#:g1: Allegro CLのdeftransform

Posted 2022-09-12 18:18:01 GMT

以前、Allegro CLをいじっていて、Allegro CLにもdeftransformのような機構があるらしいことを見付けていたのですが、深追いはしたことがありませんでした。
今回は気が向いたのでAllegro CLでのdeftransformがどういう具合なのか探ってみたいと思います。

ちなみに、deftransformというのは、コンパイラマクロの親戚のようなもので、よりコンパイラの内部処理で機能するものです。
Lisp界隈では、1980年代初頭にコンパイラ技術の発展が著しい時期があったのですが、その辺りで登場した模様です。
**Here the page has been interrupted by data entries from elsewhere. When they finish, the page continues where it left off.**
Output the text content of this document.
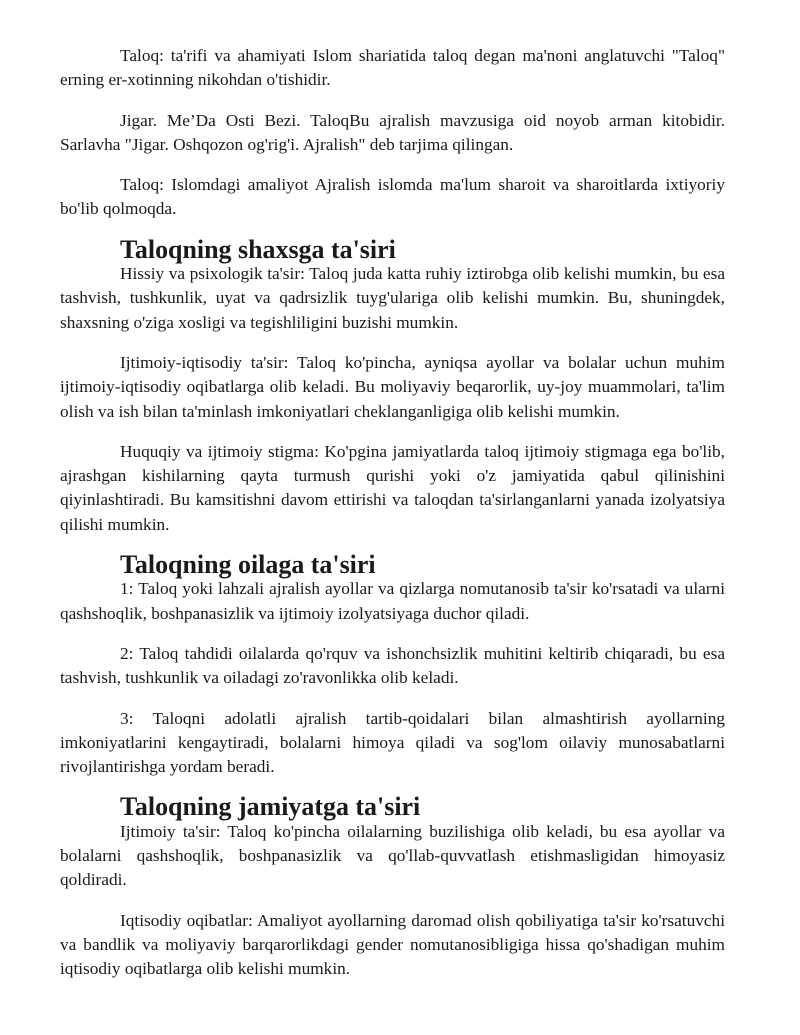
Taloq: ta'rifi va ahamiyati Islom shariatida taloq degan ma'noni anglatuvchi "Taloq" erning er-xotinning nikohdan o'tishidir.

Jigar. Me’Da Osti Bezi. TaloqBu ajralish mavzusiga oid noyob arman kitobidir. Sarlavha "Jigar. Oshqozon og'rig'i. Ajralish" deb tarjima qilingan.

Taloq: Islomdagi amaliyot Ajralish islomda ma'lum sharoit va sharoitlarda ixtiyoriy bo'lib qolmoqda.

Taloqning shaxsga ta'siri

Hissiy va psixologik ta'sir: Taloq juda katta ruhiy iztirobga olib kelishi mumkin, bu esa tashvish, tushkunlik, uyat va qadrsizlik tuyg'ulariga olib kelishi mumkin. Bu, shuningdek, shaxsning o'ziga xosligi va tegishliligini buzishi mumkin.

Ijtimoiy-iqtisodiy ta'sir: Taloq ko'pincha, ayniqsa ayollar va bolalar uchun muhim ijtimoiy-iqtisodiy oqibatlarga olib keladi. Bu moliyaviy beqarorlik, uy-joy muammolari, ta'lim olish va ish bilan ta'minlash imkoniyatlari cheklanganligiga olib kelishi mumkin.

Huquqiy va ijtimoiy stigma: Ko'pgina jamiyatlarda taloq ijtimoiy stigmaga ega bo'lib, ajrashgan kishilarning qayta turmush qurishi yoki o'z jamiyatida qabul qilinishini qiyinlashtiradi. Bu kamsitishni davom ettirishi va taloqdan ta'sirlanganlarni yanada izolyatsiya qilishi mumkin.

Taloqning oilaga ta'siri

1: Taloq yoki lahzali ajralish ayollar va qizlarga nomutanosib ta'sir ko'rsatadi va ularni qashshoqlik, boshpanasizlik va ijtimoiy izolyatsiyaga duchor qiladi.

2: Taloq tahdidi oilalarda qo'rquv va ishonchsizlik muhitini keltirib chiqaradi, bu esa tashvish, tushkunlik va oiladagi zo'ravonlikka olib keladi.

3: Taloqni adolatli ajralish tartib-qoidalari bilan almashtirish ayollarning imkoniyatlarini kengaytiradi, bolalarni himoya qiladi va sog'lom oilaviy munosabatlarni rivojlantirishga yordam beradi.

Taloqning jamiyatga ta'siri

Ijtimoiy ta'sir: Taloq ko'pincha oilalarning buzilishiga olib keladi, bu esa ayollar va bolalarni qashshoqlik, boshpanasizlik va qo'llab-quvvatlash etishmasligidan himoyasiz qoldiradi.

Iqtisodiy oqibatlar: Amaliyot ayollarning daromad olish qobiliyatiga ta'sir ko'rsatuvchi va bandlik va moliyaviy barqarorlikdagi gender nomutanosibligiga hissa qo'shadigan muhim iqtisodiy oqibatlarga olib kelishi mumkin.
deftransformで定義したソース変形は大抵の場合は多段フィルターで構成され、変形に失敗した場合は、打ち切りフラグを出力して後段に処理を流すということが多いかと思います。

Allegro CLのdeftransform

さて、Allegro CLのdeftransformですが、シンボルの属性リストにソース変形の関数が仕込まれているようです。ちなみにLispWorksなどもこの方式です。
excl::.nl-transform.という属性で検索すると、ソース変形が設定されている関数が観察できます。

(do-symbols (s :excl)
  (when (get s 'excl::.nl-transform.)
    (print (list s
                 (get s 'excl::.nl-transform.)))))
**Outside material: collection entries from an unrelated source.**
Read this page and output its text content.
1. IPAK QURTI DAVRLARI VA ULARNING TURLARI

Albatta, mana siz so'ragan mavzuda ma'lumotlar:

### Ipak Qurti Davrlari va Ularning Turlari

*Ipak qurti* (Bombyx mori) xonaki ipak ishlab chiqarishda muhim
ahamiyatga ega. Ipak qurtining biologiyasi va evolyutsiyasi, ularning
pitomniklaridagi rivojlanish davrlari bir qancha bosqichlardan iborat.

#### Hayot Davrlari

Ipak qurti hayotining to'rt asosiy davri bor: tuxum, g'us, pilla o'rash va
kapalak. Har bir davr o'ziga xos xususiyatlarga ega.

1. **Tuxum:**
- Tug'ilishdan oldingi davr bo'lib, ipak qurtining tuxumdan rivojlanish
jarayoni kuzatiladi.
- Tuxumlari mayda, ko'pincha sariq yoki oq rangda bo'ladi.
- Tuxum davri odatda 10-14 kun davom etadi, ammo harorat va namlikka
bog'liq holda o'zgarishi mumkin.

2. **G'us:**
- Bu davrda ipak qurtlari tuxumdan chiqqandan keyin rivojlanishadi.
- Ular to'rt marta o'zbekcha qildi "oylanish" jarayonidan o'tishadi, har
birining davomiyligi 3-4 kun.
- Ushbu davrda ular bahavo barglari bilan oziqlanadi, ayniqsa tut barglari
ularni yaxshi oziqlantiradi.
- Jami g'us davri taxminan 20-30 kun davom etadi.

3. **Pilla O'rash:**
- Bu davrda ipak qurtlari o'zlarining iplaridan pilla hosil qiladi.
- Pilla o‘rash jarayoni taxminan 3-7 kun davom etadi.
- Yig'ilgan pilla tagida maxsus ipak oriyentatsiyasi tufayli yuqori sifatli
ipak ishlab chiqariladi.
しばらく処理系を突いてみてdeftransformに相当するものを探してみたところ、def-trというものを見付けました。
ちなみに、こういうものを探す場合には、cl-ppcreのregex-apropos等が便利です。

(remove-if-not #'macro-function (ppcre:regex-apropos-list "^def"))

ドキュメントはありませんが、def-trのマクロ展開を確認しつつ実際に試してみましょう。

(defun foo ()
  0)

;;; def-tr transform-name function-name (args*)
(compiler::def-tr ret42 foo ()
  42)

(funcall (lambda () (foo)))
→ 0

(funcall (compile nil '(lambda () (foo)))) → 42

うまく動いているようです。
上記の例では打ち切りをしていませんが、打ち切りには、(excl::no-transform)を使うようです。

(compiler::def-tr ret42 foo ()
  (excl::no-transform))

(funcall (compile nil '(lambda () (foo)))) → 0

まとめ

今回の例では、Common Lisp標準のコンパイラマクロ以上のことはできていませんが、deftransformではコンパイル時の内部表現が利用できることが多いため、引数の型で処理を切り替えたりすることが可能なことが多いかと思います。
私の知っている範囲では、deftransformについては、SBCLの機能が一番充実していますが、メジャーな処理系は大抵装備しているもののようです。